During the development of the application, several problems had to be solved. The intended multi-user-support (different users upload their files at the same time) leads to two problems: Uploaded GPX files could have the same file name, and only the owner of the file should be allowed to share his track information. A solution is the use of randomized session keys:

                
$sessionid = uniqid(rand()); //sessionid created
session_id($sessionid);
session_start();

             

This session key is attached to the file name, so that mix-ups are unlikely.

A second problem was the use of hyperlinks in SVG to open SVG files of the same domain, e.g. the help file, in a new window. Regarding the SVG 1.1 specification ([W3C2003]), the anchor tag with the attributes xlink:show="new" or target="_blank" could be used. Due to different implementations in the browsers and plugins, the behaviour varies considerably. The following options were tested with Windows XP SP3:


With an ECMAScript of Bruce Rindahl (
[Rindahl2008]), a consistent behaviour could be achieved.

Since the application was designed for different languages, a language switch had to be accomplished. Via transfer of the URL parameter lang (= DE, EN, FR or IT) from file to file, the appropriate language variables of the included lang.php file could be used to adapt the form, the error messages and the map legend to the selected language.


The multiple use of the SVG file gps_title.svg for the interactive version (embedded in a HTML file) and the print version (embedded in a SVG file) could not be accomplished with one file, since in contrary to the embedding in SVG for the embedding in HTML an XML header is necessary.

                
<?xml version="1.0" standalone="no"?>
<!DOCTYPE svg PUBLIC "-//W3C//DTD SVG 1.1//EN" "http://www.w3.org/Graphics/SVG/1.1/DTD/svg11.dtd">

            

A solution would be the introduction of a PHP or ECMAScript function omitXmlDeclaration() for the removal of the XML header.
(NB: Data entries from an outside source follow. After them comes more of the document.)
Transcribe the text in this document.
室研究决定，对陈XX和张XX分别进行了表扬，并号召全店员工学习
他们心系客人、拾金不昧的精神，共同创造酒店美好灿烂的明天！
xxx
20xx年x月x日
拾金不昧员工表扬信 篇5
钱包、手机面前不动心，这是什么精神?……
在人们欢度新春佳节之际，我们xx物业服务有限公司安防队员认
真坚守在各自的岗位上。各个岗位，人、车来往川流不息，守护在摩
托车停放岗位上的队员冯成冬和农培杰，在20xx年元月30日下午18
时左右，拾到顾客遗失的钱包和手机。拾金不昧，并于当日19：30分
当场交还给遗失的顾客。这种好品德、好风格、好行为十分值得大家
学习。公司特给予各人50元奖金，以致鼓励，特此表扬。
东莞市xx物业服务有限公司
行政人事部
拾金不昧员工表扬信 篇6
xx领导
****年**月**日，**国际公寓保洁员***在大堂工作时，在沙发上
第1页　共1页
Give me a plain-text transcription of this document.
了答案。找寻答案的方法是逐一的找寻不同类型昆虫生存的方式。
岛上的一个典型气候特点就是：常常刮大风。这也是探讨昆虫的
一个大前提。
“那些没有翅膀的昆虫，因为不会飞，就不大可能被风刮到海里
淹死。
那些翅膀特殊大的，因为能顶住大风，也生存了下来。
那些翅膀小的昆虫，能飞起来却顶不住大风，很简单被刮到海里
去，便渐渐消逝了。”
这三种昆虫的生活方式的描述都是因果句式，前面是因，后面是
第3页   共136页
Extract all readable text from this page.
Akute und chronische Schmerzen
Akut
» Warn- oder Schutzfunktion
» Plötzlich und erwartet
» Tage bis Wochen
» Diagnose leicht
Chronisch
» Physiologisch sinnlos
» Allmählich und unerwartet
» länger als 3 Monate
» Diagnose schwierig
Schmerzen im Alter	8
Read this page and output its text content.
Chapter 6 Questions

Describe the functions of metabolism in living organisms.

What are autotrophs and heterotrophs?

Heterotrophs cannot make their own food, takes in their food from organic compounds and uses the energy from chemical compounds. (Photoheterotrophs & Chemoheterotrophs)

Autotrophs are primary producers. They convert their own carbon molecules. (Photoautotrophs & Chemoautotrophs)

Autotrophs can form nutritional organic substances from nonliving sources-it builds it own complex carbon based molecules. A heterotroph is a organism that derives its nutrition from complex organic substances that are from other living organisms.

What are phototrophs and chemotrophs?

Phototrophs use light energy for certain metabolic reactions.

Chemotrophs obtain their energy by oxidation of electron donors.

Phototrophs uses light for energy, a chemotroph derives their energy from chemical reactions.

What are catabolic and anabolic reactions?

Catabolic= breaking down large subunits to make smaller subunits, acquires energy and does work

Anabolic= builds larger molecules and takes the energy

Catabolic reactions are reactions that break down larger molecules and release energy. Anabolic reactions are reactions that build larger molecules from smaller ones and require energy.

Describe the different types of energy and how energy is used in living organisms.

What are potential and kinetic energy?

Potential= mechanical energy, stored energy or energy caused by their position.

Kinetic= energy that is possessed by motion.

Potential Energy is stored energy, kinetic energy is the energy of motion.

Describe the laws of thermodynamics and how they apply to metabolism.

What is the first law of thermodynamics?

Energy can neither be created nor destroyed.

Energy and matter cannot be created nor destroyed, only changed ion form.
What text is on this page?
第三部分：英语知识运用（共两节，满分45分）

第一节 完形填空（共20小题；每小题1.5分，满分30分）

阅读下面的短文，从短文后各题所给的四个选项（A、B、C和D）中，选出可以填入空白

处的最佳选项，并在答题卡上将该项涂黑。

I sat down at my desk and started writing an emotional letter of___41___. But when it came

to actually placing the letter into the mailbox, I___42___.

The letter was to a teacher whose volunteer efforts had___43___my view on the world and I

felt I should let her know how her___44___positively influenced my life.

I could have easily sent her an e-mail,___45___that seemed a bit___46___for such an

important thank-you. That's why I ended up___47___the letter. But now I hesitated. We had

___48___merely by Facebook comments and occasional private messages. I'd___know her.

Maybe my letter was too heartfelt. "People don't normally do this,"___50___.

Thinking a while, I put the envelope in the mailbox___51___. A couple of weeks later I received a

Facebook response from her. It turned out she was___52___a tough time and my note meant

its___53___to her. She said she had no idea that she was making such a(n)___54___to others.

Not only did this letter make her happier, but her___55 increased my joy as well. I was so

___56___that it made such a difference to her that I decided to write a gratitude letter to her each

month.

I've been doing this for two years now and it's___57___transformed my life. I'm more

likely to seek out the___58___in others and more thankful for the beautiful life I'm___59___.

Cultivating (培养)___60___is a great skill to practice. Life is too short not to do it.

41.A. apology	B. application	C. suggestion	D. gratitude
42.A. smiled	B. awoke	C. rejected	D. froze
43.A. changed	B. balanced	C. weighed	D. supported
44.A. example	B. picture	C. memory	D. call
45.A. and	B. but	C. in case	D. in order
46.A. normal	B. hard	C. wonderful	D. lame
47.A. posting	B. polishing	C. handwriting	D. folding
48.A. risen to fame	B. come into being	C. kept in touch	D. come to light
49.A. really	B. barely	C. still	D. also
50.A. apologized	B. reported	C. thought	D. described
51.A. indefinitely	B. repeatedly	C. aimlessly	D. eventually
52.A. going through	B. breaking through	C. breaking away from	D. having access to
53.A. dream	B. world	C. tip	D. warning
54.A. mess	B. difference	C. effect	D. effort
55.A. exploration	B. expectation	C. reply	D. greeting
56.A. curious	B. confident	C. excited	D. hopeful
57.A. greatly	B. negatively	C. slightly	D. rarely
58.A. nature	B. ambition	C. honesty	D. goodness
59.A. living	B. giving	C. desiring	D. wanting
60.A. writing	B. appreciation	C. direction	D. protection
As a result of the above mentioned needs, a GPS visualizing tool was programmed with SVG, PHP and ECMAScript as well as with the UMN Mapserver and the Batik Toolkit. Here, the track can be uploaded and automatically visualized in a map and profile with few mouseclicks. With the help of ECMAScript, the user can interactively explore the track in the map and the connected profile. As export options, a PDF version and a link to the interactive map can be used to share the track information. The tool is available on www.gpstracks.carto.net ([SchnabelBreitfeld2008]) and was tested with the newest versions of Opera, Firefox, Internet Explorer with Adobe SVG Plugin. A documentation will be available until the end of this year, integrated in a Diploma thesis currently written at the Dresden University of Technology.

In the future, some improvements will be made to adapt the PHP language file with the two remaining Swiss native languages French and Italian. Additionally, waypoints, routes and the display of multiple tracknames should be supported. Currently, an adaptation to other countries is not planned but easily possible (3 small functions xtoCh(), ytoCh() and htoCh() in the PHP file dom.php need be changed to the appropriate country coordinates; viewboxes of the WMS, main map and reference map must be adapted). An usage of the GPS Babel ([GPSBabel2008]) conversion tool on the carto.net server is planned to convert various tracks to GPX and use them in the application.